In his budget Rishi Sunak announced that corporation tax will be increased in 2023. A chorus of voices warn that there will be an exodus of companies from the UK as a result. There is only one fix: a global corporation tax.
Rishi Sunak, the UK chancellor of the exchequer, announced today that corporation tax in the UK will be increased from 19 to 25 per cent in 2023.
Nigel Green, chief executive and founder of deVere Group was not impressed. “Lower corporation tax helps job and wealth-creating business to survive and thrive. It also helps attract business to move and invest in the country.
“Instead of increasing taxes, Mr Sunak should have relentlessly focussed on growth and stimulus policies for businesses. This would have been of greater help to firms, the economy, jobs and, ultimately, the Treasury’s coffers.” He added: “Again, this corporation tax hike is likely to serve as a prompt for businesses to consider their overseas financial options.”
But there is another way of looking at this. In 2012, in the US, the ratio of corporate profits to GDP hit an all time high— with data going back to the late 1940s. https://fred.stlouisfed.org/graph/?g=1Pik Although the ratio has fallen back since, right now the ratio is higher than at any point between 1946 and 2006. Besides, since the Covid crisis the ratio has been increasing again, the trajectory is upwards.
This matters because the flip side of profits to GDP is wages to GDP. In other words the share of the GDP cake handed out in the form of wages is exceptionally low.The economy needs consumers to spend more in order for it to keep growing. So, if the ratio. of wages to GDP is quite low, how do you get economic growth?The answer is that low interest rates have pushed up on asset prices, including house prices. Flushed with new wealth — obtained without earning more, or even by saving — households borrowed. In this way consumer spending could rise, and the economy grow. And we will get periodic financial crises, as a result.

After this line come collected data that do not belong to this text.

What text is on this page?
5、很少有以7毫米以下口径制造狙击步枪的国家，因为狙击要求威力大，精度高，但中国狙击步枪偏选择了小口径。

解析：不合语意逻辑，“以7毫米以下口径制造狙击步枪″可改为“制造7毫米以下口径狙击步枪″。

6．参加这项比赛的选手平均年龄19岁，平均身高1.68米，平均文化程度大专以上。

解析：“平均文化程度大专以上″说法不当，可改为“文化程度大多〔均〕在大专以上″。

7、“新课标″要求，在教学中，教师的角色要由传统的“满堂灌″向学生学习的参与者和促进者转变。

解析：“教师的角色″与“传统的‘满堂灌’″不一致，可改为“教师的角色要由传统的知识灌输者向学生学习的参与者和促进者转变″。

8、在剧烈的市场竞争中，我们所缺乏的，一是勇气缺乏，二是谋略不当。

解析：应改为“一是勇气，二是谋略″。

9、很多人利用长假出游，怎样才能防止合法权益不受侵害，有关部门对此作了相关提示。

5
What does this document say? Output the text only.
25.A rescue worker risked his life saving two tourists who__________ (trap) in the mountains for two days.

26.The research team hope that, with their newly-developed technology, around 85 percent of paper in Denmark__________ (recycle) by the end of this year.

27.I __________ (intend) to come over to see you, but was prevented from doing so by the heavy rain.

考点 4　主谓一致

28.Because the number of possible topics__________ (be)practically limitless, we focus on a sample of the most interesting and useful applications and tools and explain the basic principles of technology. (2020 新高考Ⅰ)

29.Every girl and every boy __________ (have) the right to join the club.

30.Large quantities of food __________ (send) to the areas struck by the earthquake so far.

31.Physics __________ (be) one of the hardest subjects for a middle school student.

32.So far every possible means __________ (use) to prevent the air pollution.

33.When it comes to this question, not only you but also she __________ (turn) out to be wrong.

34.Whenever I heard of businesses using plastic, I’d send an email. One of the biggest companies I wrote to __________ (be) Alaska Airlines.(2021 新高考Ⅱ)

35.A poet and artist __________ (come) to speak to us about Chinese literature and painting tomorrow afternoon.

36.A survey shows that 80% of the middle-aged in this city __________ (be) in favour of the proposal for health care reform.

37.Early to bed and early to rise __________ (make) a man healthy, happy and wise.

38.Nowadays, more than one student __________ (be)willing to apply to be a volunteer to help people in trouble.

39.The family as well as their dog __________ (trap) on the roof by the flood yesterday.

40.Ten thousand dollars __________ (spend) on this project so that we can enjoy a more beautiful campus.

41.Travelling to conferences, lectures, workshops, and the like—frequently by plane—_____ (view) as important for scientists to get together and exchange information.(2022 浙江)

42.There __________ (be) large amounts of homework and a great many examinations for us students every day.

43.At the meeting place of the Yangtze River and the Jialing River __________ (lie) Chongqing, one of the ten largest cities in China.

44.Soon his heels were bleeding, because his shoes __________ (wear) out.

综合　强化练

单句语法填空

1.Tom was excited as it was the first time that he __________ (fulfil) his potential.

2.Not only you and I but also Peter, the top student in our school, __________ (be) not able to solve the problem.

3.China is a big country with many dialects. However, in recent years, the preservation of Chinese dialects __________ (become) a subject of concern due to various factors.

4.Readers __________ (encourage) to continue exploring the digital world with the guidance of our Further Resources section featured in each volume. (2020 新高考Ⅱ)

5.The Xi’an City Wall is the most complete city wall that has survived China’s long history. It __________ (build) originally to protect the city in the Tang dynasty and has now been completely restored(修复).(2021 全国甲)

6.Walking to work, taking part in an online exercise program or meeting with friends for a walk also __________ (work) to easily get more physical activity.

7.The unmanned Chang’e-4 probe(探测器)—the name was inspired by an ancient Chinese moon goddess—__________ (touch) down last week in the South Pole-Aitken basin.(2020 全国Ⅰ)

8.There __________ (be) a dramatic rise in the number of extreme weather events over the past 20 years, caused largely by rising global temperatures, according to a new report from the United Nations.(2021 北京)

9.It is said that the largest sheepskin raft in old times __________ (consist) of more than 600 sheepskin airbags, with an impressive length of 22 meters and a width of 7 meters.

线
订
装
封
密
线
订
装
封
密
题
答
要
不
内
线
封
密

This was the main hypothesis of Raghuram Rajan, former chief economist at the IMF and former governor of India’s central bank. Sometimes known as an economist with rock star status, in his book Fault Lines https://en.m.wikipedia.org/wiki/Fault_Lines:_How_Hidden_Fractures_Still_Threaten_the_World_Economy , Rajan wrote: “We have long understood that it is not income that matters but consumption. Stripped to its essentials, the argument is that if somehow the consumption of middle-class householders keeps up, if they can afford a new car every few years and the occasional exotic holiday, perhaps they will pay less attention to their stagnant monthly paychecks.”
He also wrote: “Nationalism, coupled with great faith in the power of the government to enact domestic bargains between labor and capital, has been seen before: it was called fascism then.”
Truth is, a 25 per cent corporation tax rate is not exceptional. It is a similar level in the US and higher in Germany. https://files.taxfoundation.org/20210125114405/2020-Corporate-Tax-Rates-Around-the-World.csv.xlsx
Corporation taxes probably should be higher, but a country that unilaterally increases the tax rate risks losing out to a mass exodus. To help fix the problem that Rajan refers to, corporation tax increases need to be an example of multilateral action.
In short, in an era when globalisation goes into reverse and nationism or nationalism is in the ascendance, we need the opposite— a global corporation tax rate.
Or, as Rajan said: “Cynical as it may seem, easy credit has been used as a palliative throughout history by governments that are unable to address the deeper anxieties of the middle class directly.”